Pero, con todo y las certeras críticas, a mi parecer, las teorías de la dependencia tienen un punto central que sigue siendo válido: sus propuestas no tienen sólo efectos analíticos; por el contrario, su aporte central es que, al cambiar la mirada respecto al origen del subdesarrollo latinoamericano, cambia también el diagnóstico para una posible solución: si el subdesarrollo se genera por las relaciones ventajosas que las economías centrales imponen a las periféricas, entonces lo que hay que cambiar es esas mismas relaciones. Por ejemplo, Theotonio Dos Santos señala que “la situación de dependencia a la que están sometidos los países de América Latina no puede ser superada sin un cambio cualitativo en sus estructuras internas y sus relaciones externas” (Theotonio Dos Santos, 1971, “La estructura de la dependencia”, en Paul M. Sweezy et. al. Economía política del imperialismo, Buenos Aires: Ediciones Periferia, p. 41). Por su parte, André Gunder Frank no dudó en afirmar que “para el pueblo latinoamericano la única salida del subdesarrollo es, se entiende, la revolución armada y la construcción del socialismo” (André Gunder Frank, 1987, Capitalismo y subdesarrollo en América Latina. México: Siglo Veintiuno Editores, p. 304).

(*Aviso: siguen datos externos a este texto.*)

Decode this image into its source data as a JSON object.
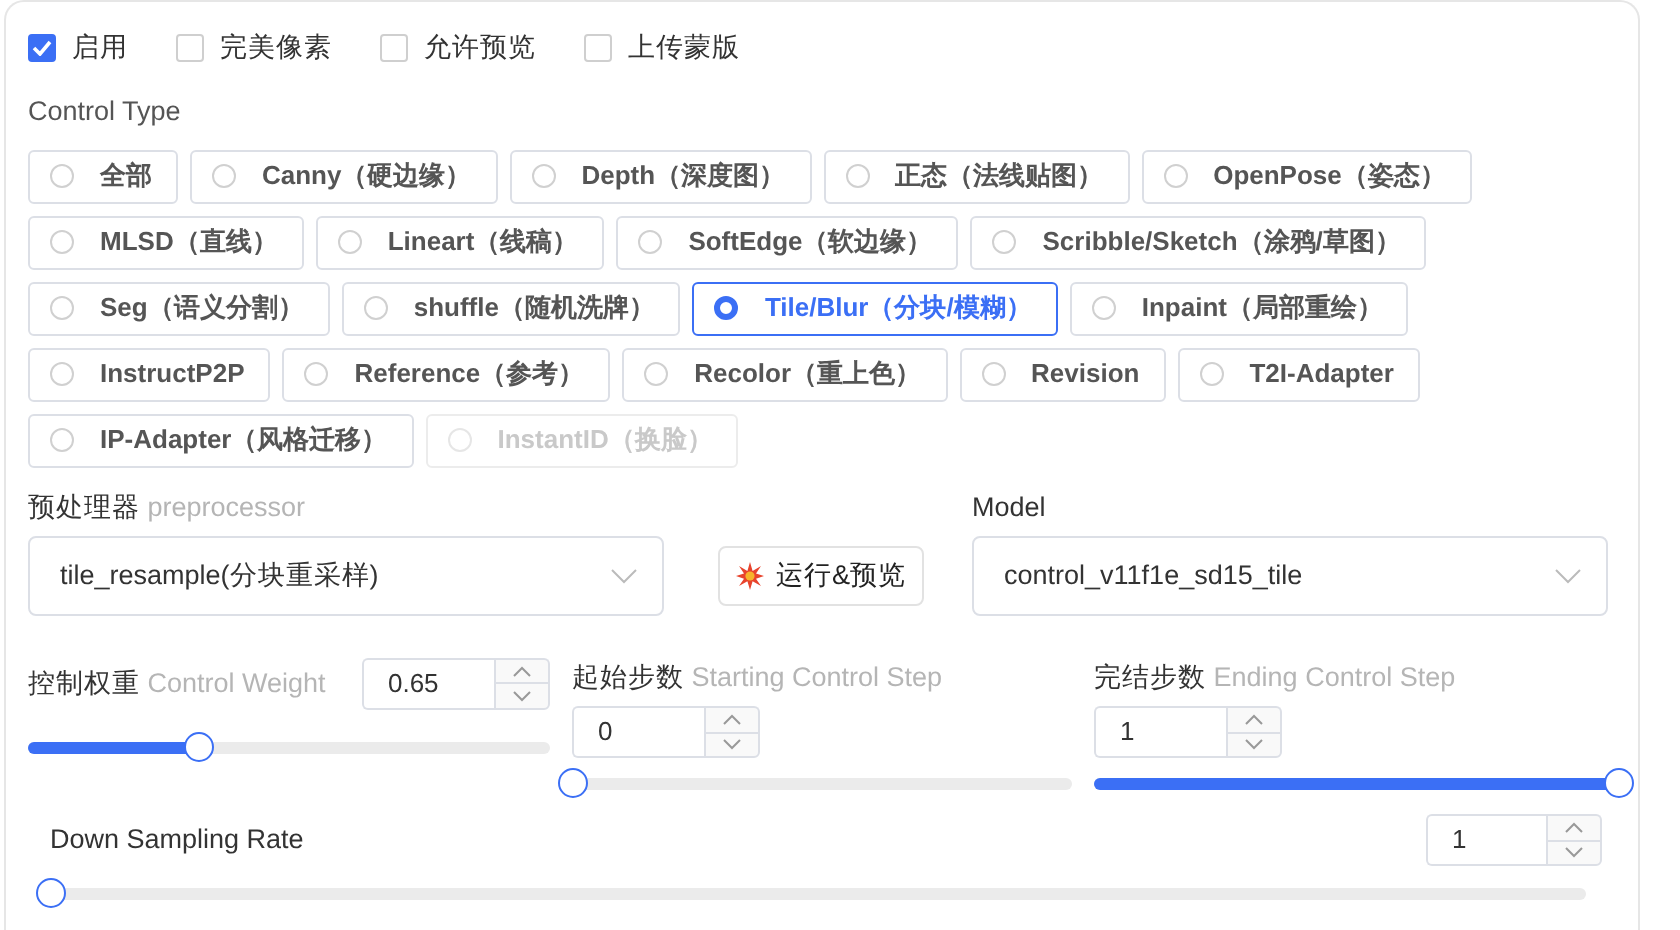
{
  "toggles": [
    {
      "label": "启用",
      "checked": true
    },
    {
      "label": "完美像素",
      "checked": false
    },
    {
      "label": "允许预览",
      "checked": false
    },
    {
      "label": "上传蒙版",
      "checked": false
    }
  ],
  "control_type": {
    "label": "Control Type",
    "rows": [
      {
        "options": [
          {
            "label": "全部",
            "selected": false,
            "disabled": false
          },
          {
            "label": "Canny（硬边缘）",
            "selected": false,
            "disabled": false
          },
          {
            "label": "Depth（深度图）",
            "selected": false,
            "disabled": false
          },
          {
            "label": "正态（法线贴图）",
            "selected": false,
            "disabled": false
          },
          {
            "label": "OpenPose（姿态）",
            "selected": false,
            "disabled": false
          }
        ]
      },
      {
        "options": [
          {
            "label": "MLSD（直线）",
            "selected": false,
            "disabled": false
          },
          {
            "label": "Lineart（线稿）",
            "selected": false,
            "disabled": false
          },
          {
            "label": "SoftEdge（软边缘）",
            "selected": false,
            "disabled": false
          },
          {
            "label": "Scribble/Sketch（涂鸦/草图）",
            "selected": false,
            "disabled": false
          }
        ]
      },
      {
        "options": [
          {
            "label": "Seg（语义分割）",
            "selected": false,
            "disabled": false
          },
          {
            "label": "shuffle（随机洗牌）",
            "selected": false,
            "disabled": false
          },
          {
            "label": "Tile/Blur（分块/模糊）",
            "selected": true,
            "disabled": false
          },
          {
            "label": "Inpaint（局部重绘）",
            "selected": false,
            "disabled": false
          }
        ]
      },
      {
        "options": [
          {
            "label": "InstructP2P",
            "selected": false,
            "disabled": false
          },
          {
            "label": "Reference（参考）",
            "selected": false,
            "disabled": false
          },
          {
            "label": "Recolor（重上色）",
            "selected": false,
            "disabled": false
          },
          {
            "label": "Revision",
            "selected": false,
            "disabled": false
          },
          {
            "label": "T2I-Adapter",
            "selected": false,
            "disabled": false
          }
        ]
      },
      {
        "options": [
          {
            "label": "IP-Adapter（风格迁移）",
            "selected": false,
            "disabled": false
          },
          {
            "label": "InstantID（换脸）",
            "selected": false,
            "disabled": true
          }
        ]
      }
    ]
  },
  "preprocessor": {
    "label": "预处理器",
    "hint": "preprocessor",
    "value": "tile_resample(分块重采样)"
  },
  "run_button": {
    "label": "运行&预览"
  },
  "model": {
    "label": "Model",
    "value": "control_v11f1e_sd15_tile"
  },
  "sliders": [
    {
      "label": "控制权重",
      "hint": "Control Weight",
      "value": "0.65",
      "level": 0.325
    },
    {
      "label": "起始步数",
      "hint": "Starting Control Step",
      "value": "0",
      "level": 0
    },
    {
      "label": "完结步数",
      "hint": "Ending Control Step",
      "value": "1",
      "level": 1
    }
  ],
  "down_sampling": {
    "label": "Down Sampling Rate",
    "value": "1",
    "level": 0
  }
}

Creo que, si nos proponemos crear sociedades más justas, el cambio radical de las estructuras políticas dominantes se vuelve ineludible (como bien señalaron las teorías de la dependencia). Por ello me inclino —como Rist— por “inventar, en los intersticios de las imposiciones de la historia, otras formas de problematizar el presente” (Ibid, p. 142). Sé que el camino aún se muestra difuso, pero ya tenemos ciertas guías sembradas. Por ejemplo, si sabemos que el sistema moderno capitalista se basa en ciertos valores sociales hegemónicos (como el individualismo competitivo) podemos esforzarnos porque en nuestras relaciones cotidianas otros valores (de preferencia los opuestos a los dominantes) sean más decisivos. Si queremos otro sistema para relacionarlos de forma distinta, empecemos a hacerlo de otro modo en la medida de nuestras posibilidades.

Desde luego, ello no equivale a desvalorar las acciones combativas cuando están bien enfocadas; no hay que olvidar que en nuestras circunstancias históricas hay grupos que se benefician del actual estado de organización social, y sería ingenuo pensar que únicamente siendo más colectivos y fraternales entre nosotros, las clases dominantes perderían su poder y sus mecanismos de explotación.

Las relaciones cotidianas basadas en valores distintos a los dominantes me parecen un buen camino, en conjunto con otros, hacia el objetivo de cambiar la realidad circundante para no caer en un pesimismo estilo Rimbaud citado como epígrafe al principio del texto: Es preciso ser absolutamente moderno. Ni un solo cántico: mantener el paso ganado”;yo diría que no, no seamos resignados modernos. Y mantengamos viva la poesía.